Two recent scientific studies show that users of psychedelics are not at increased risk of developing mental health problems.
Classic psychedelics: LSD, psilocybin and mescaline
Both studies use data from large USA population surveys. The first study is by Norwegian psychologists Pål-Ørjan Johansen and Teri Suzanne Krebs. They found that 14% of the 135.000 people who took part in the survey had ever used any of the three ‘classic’ psychedelics: LSD, psilocybin and mescaline.
These psychedelic users were found not to be at increased risk of developing mental-health problems such as schizophrenia, psychosis, depression, anxiety disorders and suicide attempts.
Lower suicide rates
The second study of behavioural pharmacologist Matthew Johnson of the John Hopkins University in Baltimore, Maryland looked at 190.000 respondents. He also found that the classic psychedelics were not associated with adverse mental-health outcomes.
To the contrary: people who had used LSD and psilocybin were found to have lower lifetime rates of suicidal thoughts and attempts.
Acid casualty myth debunked
The studies debunk the myth that psychedelics can lead to psychosis. In the 1960s widespread reports of so-called “acid casualties” were mainstream news. According to researcher Krebs psychedelics can be psychologically intense nevertheless.

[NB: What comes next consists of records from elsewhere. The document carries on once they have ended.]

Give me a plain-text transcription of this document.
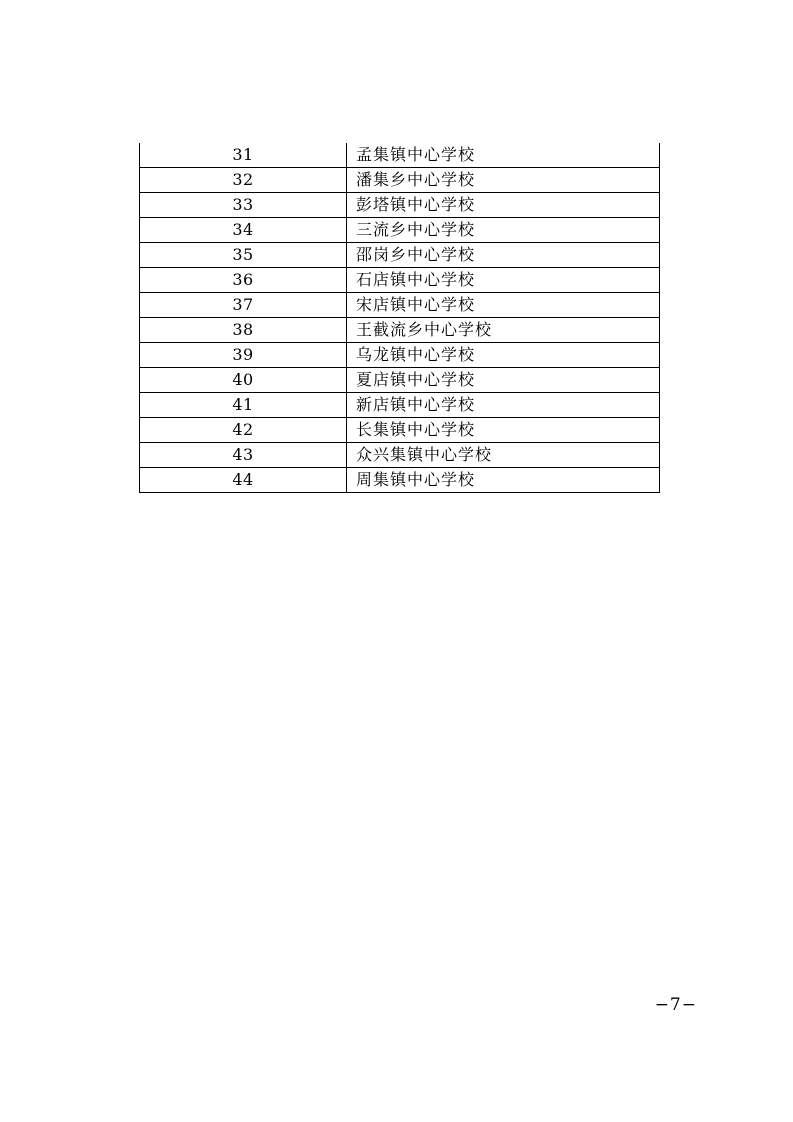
31	孟集镇中心学校
32	潘集乡中心学校
33	彭塔镇中心学校
34	三流乡中心学校
35	邵岗乡中心学校
36	石店镇中心学校
37	宋店镇中心学校
38	王截流乡中心学校
39	乌龙镇中心学校
40	夏店镇中心学校
41	新店镇中心学校
42	长集镇中心学校
43	众兴集镇中心学校
44	周集镇中心学校
−7−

Her colleague Charles Grob, a long-term advocate of psychedelic therapy, points out that in individual cases adverse effects might occur. It’s rare, but some psychedelic users suffer from hallucinogen persisting perception disorder (HPPD): a ‘trip’ that never seems to end.
They perceive incessant distortions in the visual field, shimmering lights and coloured dots. However, the disorder also occurs in people that never used psychedelics.